Ce Projet de la prétendue paix universelle, attribué à Henri IV par les secrétaires de Maximilien de Sully, qui rédigèrent ses Mémoires, ne se trouve en aucun autre endroit. Les Mémoires de Villeroi n’en disent mot ; on n’en voit aucune trace dans aucun livre du temps. Joignez à ce silence la considération de l’état de l’Europe était alors, et voyez si un prince aussi sage que Henri le Grand a pu concevoir un projet d’une exécution impossible.

Si on réimprime, comme on me le mande, le livre fameux connu sous le nom de Testament politique du cardinal de Richelieu, montrez combien on doit douter que ce ministre en soit l’auteur.

I. Parce que jamais le manuscrit n’a été vu ni connu chez ses héritiers ni chez les ministres qui lui succédèrent.

II. Parce qu’il fut imprimé trente ans après sa mort, sans avoir été annoncé auparavant.

III. Parce que l’éditeur n’ose pas seulement dire de qui il tient le manuscrit, ce qu’il est devenu, en quelle main il l’a déposé.

IV. Parce qu’il est d’un style très différent des autres ouvrages du cardinal de Richelieu.

V. Parce qu’on lui fait signer son nom d’une façon dont il ne se servait pas.

VI. Parce que dans l’ouvrage il y a beaucoup d’expressions et d’idées peu convenables à un grand ministre qui parle à un grand roi. Il n’y a pas d’apparence qu’un homme aussi poli que le cardinal de Richelieu eût appelé la dame d’honneur de la reine la Du Fargis, comme s’il eût parlé d’une femme publique. Est-il vraisemblable que le ministre d’un roi de quarante ans lui fasse des leçons plus propres à un jeune dauphin qu’on élève qu’à un monarque âgé de qui l’on dépend ?

Dans le premier chapitre il prouve qu’il faut être chaste. Est-ce un discours bienséant dans la bouche d’un ministre qui avait eu publiquement plus de maîtresses que son maître, et qui n’était pas soupçonné d’être aussi retenu avec elles ? Dans le second chapitre, il avance cette nouvelle proposition, que la raison doit être la règle de la conduite. Dans un autre il dit que l’Espagne, en donnant un million par an aux protestants, rendait les Indes, qui fournissaient cet argent, tributaires de l’Enfer : expression plus digne d’un mauvais orateur que d’un ministre sage tel que ce cardinal. Dans un autre, il appelle le duc de Mantoue, ce pauvre prince. Enfin est-il vraisemblable qu’il eût rapporté au roi des bons mots de Bautru, et cent minuties pareilles, dans un testament politique ?
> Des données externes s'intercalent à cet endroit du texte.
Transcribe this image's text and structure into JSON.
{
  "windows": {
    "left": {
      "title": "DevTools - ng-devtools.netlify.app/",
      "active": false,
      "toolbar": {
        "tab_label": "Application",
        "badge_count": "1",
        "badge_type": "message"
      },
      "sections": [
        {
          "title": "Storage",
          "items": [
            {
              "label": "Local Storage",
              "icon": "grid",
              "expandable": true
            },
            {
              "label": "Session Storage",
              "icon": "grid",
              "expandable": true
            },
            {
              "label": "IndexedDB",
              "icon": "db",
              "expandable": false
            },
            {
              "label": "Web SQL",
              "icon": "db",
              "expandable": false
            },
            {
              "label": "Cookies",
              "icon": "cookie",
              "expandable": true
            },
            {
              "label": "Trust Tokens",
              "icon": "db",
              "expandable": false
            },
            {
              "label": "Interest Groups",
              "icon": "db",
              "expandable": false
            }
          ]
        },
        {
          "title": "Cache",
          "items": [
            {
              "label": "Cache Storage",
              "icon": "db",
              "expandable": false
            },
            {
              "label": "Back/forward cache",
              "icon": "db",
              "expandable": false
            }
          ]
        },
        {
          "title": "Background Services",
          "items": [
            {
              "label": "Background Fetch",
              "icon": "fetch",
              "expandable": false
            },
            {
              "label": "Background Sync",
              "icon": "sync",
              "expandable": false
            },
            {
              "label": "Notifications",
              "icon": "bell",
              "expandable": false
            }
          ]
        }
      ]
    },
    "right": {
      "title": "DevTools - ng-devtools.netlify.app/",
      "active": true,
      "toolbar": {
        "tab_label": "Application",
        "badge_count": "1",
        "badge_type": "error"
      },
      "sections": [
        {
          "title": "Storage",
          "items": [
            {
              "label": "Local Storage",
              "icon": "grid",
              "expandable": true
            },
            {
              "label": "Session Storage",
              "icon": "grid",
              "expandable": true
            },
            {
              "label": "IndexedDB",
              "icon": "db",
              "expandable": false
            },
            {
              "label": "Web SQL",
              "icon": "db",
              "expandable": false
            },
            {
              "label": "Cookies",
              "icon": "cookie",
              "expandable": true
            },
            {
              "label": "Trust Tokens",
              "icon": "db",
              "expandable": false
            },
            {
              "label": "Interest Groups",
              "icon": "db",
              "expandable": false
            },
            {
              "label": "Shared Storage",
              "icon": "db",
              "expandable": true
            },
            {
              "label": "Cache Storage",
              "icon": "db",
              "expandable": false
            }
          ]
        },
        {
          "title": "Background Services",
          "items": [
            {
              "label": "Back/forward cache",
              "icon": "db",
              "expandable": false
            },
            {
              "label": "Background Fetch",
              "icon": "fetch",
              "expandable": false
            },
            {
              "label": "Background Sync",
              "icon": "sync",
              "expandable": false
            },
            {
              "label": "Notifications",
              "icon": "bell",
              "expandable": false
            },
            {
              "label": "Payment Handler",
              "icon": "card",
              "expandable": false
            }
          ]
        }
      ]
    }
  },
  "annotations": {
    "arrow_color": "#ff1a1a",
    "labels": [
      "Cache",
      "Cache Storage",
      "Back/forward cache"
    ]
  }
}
VII. Comment celui qui a fait parler le cardinal de Richelieu peut-il lui faire dire, dans les premières pages, que dès qu’il fut appelé au conseil il promit au roi d’abaisser ses ennemis, les huguenots, et les grands du royaume ? Ne devait-on pas se souvenir que le cardinal de Richelieu, remis dans le conseil par les bontés de la reine mère, n’y fut que le second pendant plus d’un an, et qu’il était alors bien loin d’avoir de l’ascendant sur l’esprit du roi, et d’être premier ministre ?

VIII. On prétend, dans le chapitre deuxième du livre premier, que pendant cinq ans le roi dépensa, pour la guerre, soixante millions par an, qui en valent environ six vingts de notre monnaie, et cela sans cesser de payer les charges de l’État, et sans moyens extraordinaires. Et, d’un autre côté, dans le chapitre IX, partie II, il est dit qu’en temps de paix il entrait par an, à l’épargne, environ trente-cinq millions, dont il fallait encore rabattre beaucoup. Ne paraît-il pas entre ces deux calculs une contradiction évidente ?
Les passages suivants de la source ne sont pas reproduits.